A number of factors are coming together here: dissemination of mood charts for individuals to track their moods on a daily or hourly basis; a strong link between mood and productivity; and interest in increasing the recognition and treatment of mood disorders across the globe. The modest technology of mood charting has had an important role to play in the claim, first made in 1978 and reiterated often since, that mood disorders are a threat to the health of populations—mood disorders are a public health crisis. For people who feel compromised by their moods, this attention is welcome because it acknowledges the extent of the problem and legitimates its significant impact on life. My argument is that in the process of coming into being, the public health crisis in moods has changed the way people experience their moods. Increasingly, there seems to be one universal set of mood categories that everyone experiences. Through the simple act of recording their moods in terms of these categories, people form the habit of thinking in terms of a standardized taxonomy of mood.
38
As they become more and more aware of their moods at a detailed level, they are likely to feel greater personal responsibility for practicing good mood hygiene. Thus, subjectivity changes. These changes have contradictory aspects.
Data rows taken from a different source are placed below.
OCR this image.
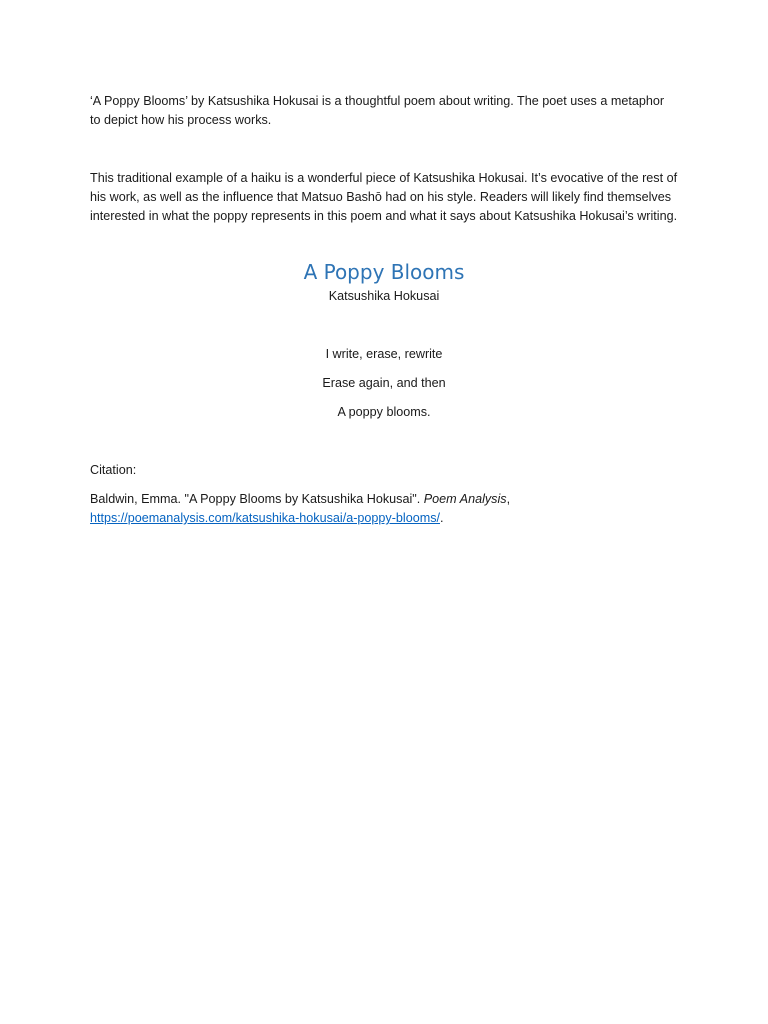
‘A Poppy Blooms’ by Katsushika Hokusai is a thoughtful poem about writing. The poet uses a metaphor to depict how his process works.

This traditional example of a haiku is a wonderful piece of Katsushika Hokusai. It’s evocative of the rest of his work, as well as the influence that Matsuo Bashō had on his style. Readers will likely find themselves interested in what the poppy represents in this poem and what it says about Katsushika Hokusai’s writing.

A Poppy Blooms

Katsushika Hokusai

I write, erase, rewrite

Erase again, and then

A poppy blooms.

Citation:

Baldwin, Emma. "A Poppy Blooms by Katsushika Hokusai". Poem Analysis,
https://poemanalysis.com/katsushika-hokusai/a-poppy-blooms/.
On the one hand, moods gain more and more concreteness as real things in nature, with a biochemical basis. On the other hand, people come to feel more and more responsible for manipulating their environments (lifestyles) and their affective constitutions, through biochemical means if necessary. Affective “nature” is not a given any longer; it is raw material needing management.
39
Nothing less is involved in personal, national, and global success and failure. New habits of recording moods in turn enable governments, public health agencies, and pharmaceutical corporations to compile national and global statistics. These statistics then play their part in convincing organizations like the WHO or state and federal agencies in the United States to target the link between depression and productivity, as we saw in
chapter 1
. Something very small in scale (keeping a daily record of one's moods) becomes something very big in scale (global statistics that link mood and productivity), which can then loop back and change subjectivity yet again.